The Accountable Care Act of 2010
The Patient Protection and Accountable Care Act of 2010 (ACA) partially paid for a projected $900 billion increase in Federal expenditures on health insurance between 2011-2019 with $575 billion in projected Medicare savings over the same period. These are over and above the cuts already called for by the SGR, and represent a hodge-podge of spending categories. Suffice to say, however, that most of the cuts fall on physicians.
Collectively, the SGR and the ACA call for almost $900 billion in cuts to Medicare provider payments over the next 10 years. These are baked into current law, and form the baseline for any future Federal expenditure reductions (an important point as will be shown below). Common sense suggests that actually implementing these reductions would have a catastrophic effect on Medicare. In fact, the Chief Actuary of CMS has projected that if implemented, Medicare reimbursement would fall below Medicaid, 20% of U.S. hospitals would become unprofitable, and most physicians would drop out of Medicare.
A rational Congress (an oxymoron?) recognizes this, and could be expected to kick the can down the road yet again with more serial doc fixes and delays in implementing the cost reductions called for in the ACA. And when the can finally reached the end of the road, Congress could be expected to haul out the road grading equipment and extend the road. But The Budget Control Act of 2012 has changed all that; it has become the catalyst for the perfect storm.
The Budget Control Act of 2012
After weeks of intense negotiations and default looming, the Budget Control Act (BCA) raised the Federal debt ceiling and put in place a process for reducing the deficit. It immediately established caps on discretionary spending that will generate 10-year savings of approximately $900 billion and increased the Federal debt limit by the same amount. It also empowered a bipartisan, bicarmel Committee on Deficit Reduction to identify up to $1.5 trillion of additional savings by Thanksgiving. If the Committee fails to report, or the Congress fails to enact, legislation that reduces the deficit by at least $1.2 trillion, automatic spending cuts (sequestrations) equal to that amount (or the difference between $1.2 trillion and a lower Committee recommendation) will be imposed automatically.
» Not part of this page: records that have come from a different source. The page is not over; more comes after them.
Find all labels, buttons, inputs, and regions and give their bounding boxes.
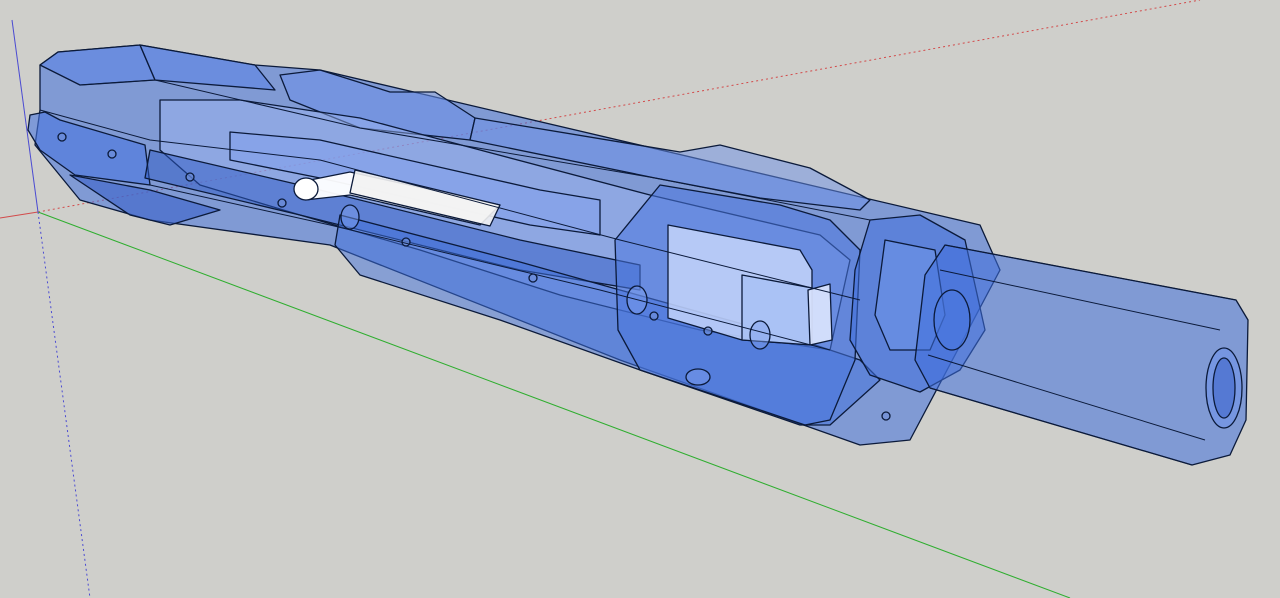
rivet <box>881 411 891 421</box>
rod-end-cap <box>293 177 319 201</box>
rivet <box>528 273 538 283</box>
rivet <box>401 237 411 247</box>
rivet <box>185 172 195 182</box>
model-scene[interactable] <box>0 0 1280 598</box>
rivet <box>277 198 287 208</box>
barrel-bore-inner <box>1212 357 1236 419</box>
rivet <box>649 311 659 321</box>
socket <box>685 368 711 386</box>
rivet <box>703 326 713 336</box>
socket <box>340 204 360 230</box>
hatch <box>807 283 833 346</box>
rivet <box>107 149 117 159</box>
3d-viewport[interactable] <box>0 0 1280 598</box>
collar-cone <box>933 289 971 351</box>
socket <box>749 320 771 350</box>
rivet <box>57 132 67 142</box>
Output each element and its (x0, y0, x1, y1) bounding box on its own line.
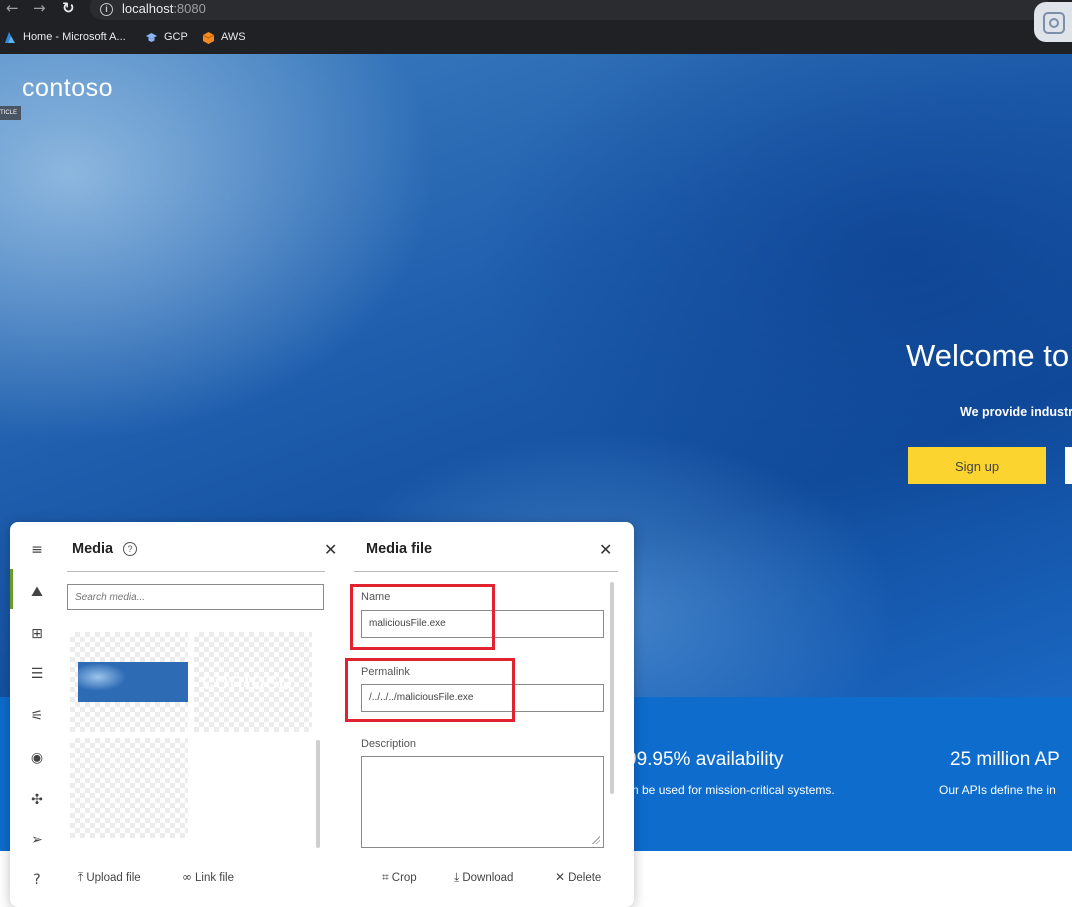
sliders-icon[interactable]: ⚟ (29, 708, 45, 724)
secondary-hero-button[interactable] (1065, 447, 1072, 484)
download-label: Download (462, 872, 514, 884)
media-file-title: Media file (366, 541, 433, 557)
url-text: localhost:8080 (122, 1, 206, 16)
widgets-icon[interactable]: ⊞ (29, 626, 45, 642)
crop-button[interactable]: ⌗ Crop (382, 870, 417, 885)
media-icon[interactable]: ⛰ (29, 584, 45, 600)
list-icon[interactable]: ☰ (29, 666, 45, 682)
scrollbar[interactable] (610, 582, 614, 794)
upload-file-button[interactable]: ⤒ Upload file (78, 870, 141, 885)
thumbnail-watermark: contoso (202, 668, 294, 695)
forward-icon[interactable]: → (33, 0, 46, 16)
divider (354, 571, 618, 572)
download-icon: ⤓ (454, 870, 460, 884)
upload-icon: ⤒ (78, 870, 84, 884)
signup-button[interactable]: Sign up (908, 447, 1046, 484)
bookmark-azure[interactable]: Home - Microsoft A... (4, 28, 126, 46)
editor-toolbar: ≡ ⛰ ⊞ ☰ ⚟ ◉ ✣ ➢ ? (10, 522, 60, 907)
puzzle-icon[interactable]: ✣ (29, 792, 45, 808)
delete-icon: ✕ (555, 870, 566, 884)
menu-icon[interactable]: ≡ (29, 542, 45, 558)
media-thumbnail[interactable] (70, 632, 188, 732)
bookmark-aws[interactable]: AWS (202, 28, 246, 46)
site-info-icon[interactable]: i (100, 3, 113, 16)
lens-button[interactable] (1034, 2, 1072, 42)
crop-label: Crop (391, 872, 417, 884)
aws-box-icon (202, 31, 215, 44)
lens-dot-icon (1049, 18, 1059, 28)
upload-label: Upload file (86, 872, 141, 884)
address-bar-row: ← → ↻ i localhost:8080 (0, 0, 1072, 20)
bookmarks-bar: Home - Microsoft A... GCP AWS (0, 28, 1000, 48)
link-icon: ∞ (182, 870, 192, 884)
stat-title: 99.95% availability (626, 749, 784, 770)
name-highlight-box (350, 584, 495, 650)
media-thumbnail[interactable] (70, 738, 188, 838)
component-tag: TICLE (0, 106, 21, 120)
search-input[interactable] (67, 584, 324, 610)
stat-description: n be used for mission-critical systems. (632, 783, 835, 797)
stat-description: Our APIs define the in (939, 783, 1056, 797)
palette-icon[interactable]: ◉ (29, 750, 45, 766)
link-label: Link file (195, 872, 234, 884)
graduation-cap-icon (146, 32, 157, 42)
bookmark-label: Home - Microsoft A... (23, 31, 126, 43)
divider (67, 571, 325, 572)
site-logo[interactable]: contoso (22, 74, 113, 103)
bookmark-gcp[interactable]: GCP (145, 28, 188, 46)
publish-icon[interactable]: ➢ (29, 832, 45, 848)
description-label: Description (361, 738, 417, 750)
resize-grip-icon[interactable] (592, 836, 600, 844)
bookmark-label: GCP (164, 31, 188, 43)
active-indicator (10, 569, 13, 609)
thumbnail-image (78, 662, 188, 702)
bookmark-label: AWS (221, 31, 246, 43)
delete-button[interactable]: ✕ Delete (555, 870, 601, 884)
back-icon[interactable]: ← (6, 0, 19, 16)
description-textarea[interactable] (361, 756, 604, 848)
reload-icon[interactable]: ↻ (62, 0, 75, 16)
media-thumbnail[interactable]: contoso (194, 632, 312, 732)
azure-icon (5, 31, 15, 43)
media-title: Media (72, 541, 114, 557)
stat-title: 25 million AP (950, 749, 1060, 770)
close-icon[interactable]: ✕ (324, 540, 337, 559)
permalink-highlight-box (345, 658, 515, 722)
scrollbar[interactable] (316, 740, 320, 848)
download-button[interactable]: ⤓ Download (454, 870, 513, 885)
hero-heading: Welcome to (906, 338, 1070, 373)
browser-chrome: ← → ↻ i localhost:8080 Home - Microsoft … (0, 0, 1072, 54)
media-panel: ≡ ⛰ ⊞ ☰ ⚟ ◉ ✣ ➢ ? Media ? ✕ contoso ⤒Upl… (10, 522, 634, 907)
crop-icon: ⌗ (382, 870, 389, 884)
hero-subtitle: We provide industr (960, 405, 1072, 419)
link-file-button[interactable]: ∞ Link file (182, 870, 234, 884)
media-list-column: Media ? ✕ contoso ⤒Upload file ∞Link fil… (66, 522, 337, 907)
delete-label: Delete (568, 872, 602, 884)
omnibox[interactable]: i localhost:8080 (90, 0, 1050, 20)
help-icon[interactable]: ? (123, 542, 137, 556)
close-icon[interactable]: ✕ (599, 540, 612, 559)
help-circle-icon[interactable]: ? (29, 872, 45, 888)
Sequestration operates as a proportional across-the board reduction in spending on non-exempt programs. Though Medicare is an exempt program, payments to doctors and other health providers are not exempt. If the Committee fails to reach agreement, Medicare will be automatically cut 2% from the current law baseline on January 1, 2013, a year after the pending 29.5% reduction in the Medicare update called for by the SGR occurs.
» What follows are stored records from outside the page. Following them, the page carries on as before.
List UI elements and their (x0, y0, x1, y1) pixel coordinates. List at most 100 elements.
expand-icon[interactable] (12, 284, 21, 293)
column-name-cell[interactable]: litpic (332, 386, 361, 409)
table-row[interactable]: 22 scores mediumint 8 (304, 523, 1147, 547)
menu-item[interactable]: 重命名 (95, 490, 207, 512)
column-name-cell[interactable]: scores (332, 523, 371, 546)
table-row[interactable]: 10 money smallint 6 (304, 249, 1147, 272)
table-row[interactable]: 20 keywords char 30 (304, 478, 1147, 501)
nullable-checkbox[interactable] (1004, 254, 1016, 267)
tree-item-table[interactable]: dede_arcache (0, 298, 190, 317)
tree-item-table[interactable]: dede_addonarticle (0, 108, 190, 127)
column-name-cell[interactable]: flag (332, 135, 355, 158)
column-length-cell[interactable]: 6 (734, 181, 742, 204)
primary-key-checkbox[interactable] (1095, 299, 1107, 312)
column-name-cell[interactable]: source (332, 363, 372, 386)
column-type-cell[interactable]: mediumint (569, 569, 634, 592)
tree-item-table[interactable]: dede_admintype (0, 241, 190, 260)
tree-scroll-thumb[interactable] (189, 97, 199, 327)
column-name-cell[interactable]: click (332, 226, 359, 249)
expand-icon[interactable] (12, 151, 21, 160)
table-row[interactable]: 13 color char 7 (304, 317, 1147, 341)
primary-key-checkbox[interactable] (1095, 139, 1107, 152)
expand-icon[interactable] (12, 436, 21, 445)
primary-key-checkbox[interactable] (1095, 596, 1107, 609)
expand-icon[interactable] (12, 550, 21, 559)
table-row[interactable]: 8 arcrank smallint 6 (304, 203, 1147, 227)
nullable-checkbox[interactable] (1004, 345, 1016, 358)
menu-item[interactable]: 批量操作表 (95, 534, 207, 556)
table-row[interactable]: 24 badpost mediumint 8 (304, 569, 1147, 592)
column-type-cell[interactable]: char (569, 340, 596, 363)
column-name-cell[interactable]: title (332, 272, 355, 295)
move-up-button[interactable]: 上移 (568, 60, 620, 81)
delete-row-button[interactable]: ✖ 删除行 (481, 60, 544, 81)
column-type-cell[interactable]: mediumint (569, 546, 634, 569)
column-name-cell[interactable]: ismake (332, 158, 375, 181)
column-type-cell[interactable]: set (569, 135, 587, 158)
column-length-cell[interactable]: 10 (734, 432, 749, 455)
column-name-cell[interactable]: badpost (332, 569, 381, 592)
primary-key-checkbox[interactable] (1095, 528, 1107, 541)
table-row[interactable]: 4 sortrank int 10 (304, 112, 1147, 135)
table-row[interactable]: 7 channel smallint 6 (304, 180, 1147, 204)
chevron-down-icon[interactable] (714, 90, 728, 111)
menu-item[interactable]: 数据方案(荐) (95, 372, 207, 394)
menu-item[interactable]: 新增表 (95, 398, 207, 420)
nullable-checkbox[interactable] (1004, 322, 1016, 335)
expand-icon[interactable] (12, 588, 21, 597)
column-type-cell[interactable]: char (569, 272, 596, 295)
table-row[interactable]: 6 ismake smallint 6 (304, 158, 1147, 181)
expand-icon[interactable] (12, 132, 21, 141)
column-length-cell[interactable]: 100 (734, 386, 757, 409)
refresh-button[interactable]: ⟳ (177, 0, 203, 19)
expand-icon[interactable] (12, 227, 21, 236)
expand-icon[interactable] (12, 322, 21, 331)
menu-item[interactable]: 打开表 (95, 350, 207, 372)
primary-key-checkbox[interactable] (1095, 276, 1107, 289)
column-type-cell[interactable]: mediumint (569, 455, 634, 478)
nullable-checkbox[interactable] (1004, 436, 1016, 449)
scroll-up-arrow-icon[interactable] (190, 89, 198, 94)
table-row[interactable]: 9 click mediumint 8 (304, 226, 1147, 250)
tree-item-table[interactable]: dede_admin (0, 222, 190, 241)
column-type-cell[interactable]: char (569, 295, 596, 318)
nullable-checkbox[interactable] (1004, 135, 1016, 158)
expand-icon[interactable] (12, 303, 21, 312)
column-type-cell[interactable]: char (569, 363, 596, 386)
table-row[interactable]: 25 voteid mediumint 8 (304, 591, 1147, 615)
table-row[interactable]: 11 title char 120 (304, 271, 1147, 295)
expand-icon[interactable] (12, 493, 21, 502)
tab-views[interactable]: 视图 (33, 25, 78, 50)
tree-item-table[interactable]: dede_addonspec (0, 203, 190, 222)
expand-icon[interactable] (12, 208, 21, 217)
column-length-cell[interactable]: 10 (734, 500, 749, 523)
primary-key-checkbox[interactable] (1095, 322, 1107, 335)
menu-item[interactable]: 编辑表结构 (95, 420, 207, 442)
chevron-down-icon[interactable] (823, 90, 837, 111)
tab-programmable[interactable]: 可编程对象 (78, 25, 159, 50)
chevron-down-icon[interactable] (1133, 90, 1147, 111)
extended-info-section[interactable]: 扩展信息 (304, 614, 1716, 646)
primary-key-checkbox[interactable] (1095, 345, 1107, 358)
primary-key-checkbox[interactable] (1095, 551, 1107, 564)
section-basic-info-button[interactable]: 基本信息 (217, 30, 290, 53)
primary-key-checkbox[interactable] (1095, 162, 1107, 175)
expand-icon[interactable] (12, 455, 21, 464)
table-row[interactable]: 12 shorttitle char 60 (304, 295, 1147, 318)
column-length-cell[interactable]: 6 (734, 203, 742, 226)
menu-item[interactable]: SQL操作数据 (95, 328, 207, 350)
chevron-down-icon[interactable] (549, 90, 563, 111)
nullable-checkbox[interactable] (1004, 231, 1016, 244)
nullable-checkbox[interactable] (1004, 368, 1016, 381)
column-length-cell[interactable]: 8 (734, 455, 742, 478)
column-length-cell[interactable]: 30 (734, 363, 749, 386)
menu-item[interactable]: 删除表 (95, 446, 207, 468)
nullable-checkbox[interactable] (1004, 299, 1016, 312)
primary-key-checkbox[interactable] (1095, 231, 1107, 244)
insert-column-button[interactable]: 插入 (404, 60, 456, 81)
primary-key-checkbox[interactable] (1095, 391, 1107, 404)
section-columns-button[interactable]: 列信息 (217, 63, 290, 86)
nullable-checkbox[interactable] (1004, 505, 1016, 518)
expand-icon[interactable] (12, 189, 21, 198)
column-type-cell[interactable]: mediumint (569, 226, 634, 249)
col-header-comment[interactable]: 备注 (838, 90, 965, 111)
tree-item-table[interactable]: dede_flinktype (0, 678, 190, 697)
The problem arises from the fact that all of these BCA targeted spending reductions are calculated from current law, not current policy. In other words, a one year suspension of the SGR ($22 billion) or elimination of the formula altogether ($300 billion) or suspension of the ACA Medicare cuts ($575 billion) would all have to be added back to the Federal deficit, serving as a highly visible offset to the mandated BCA cuts.
The Perfect Storm
The perfect storm arises from the fact that those members of Congress who voted for the BCA have staked considerable political capital on achieving a minimum of $1.2 trillion in 10-year savings. To give back over 50% of it by not allowing reductions in physician payments provided for under current law to take effect is almost inconceivable. No one can predict what will happen when the necessity of maintaining Medicare reimbursement at a reasonable level collides with the political reality that maintaining it runs counter to a highly visible deficit reduction effort. One thing is certain, however: physicians are in for a very bumpy ride.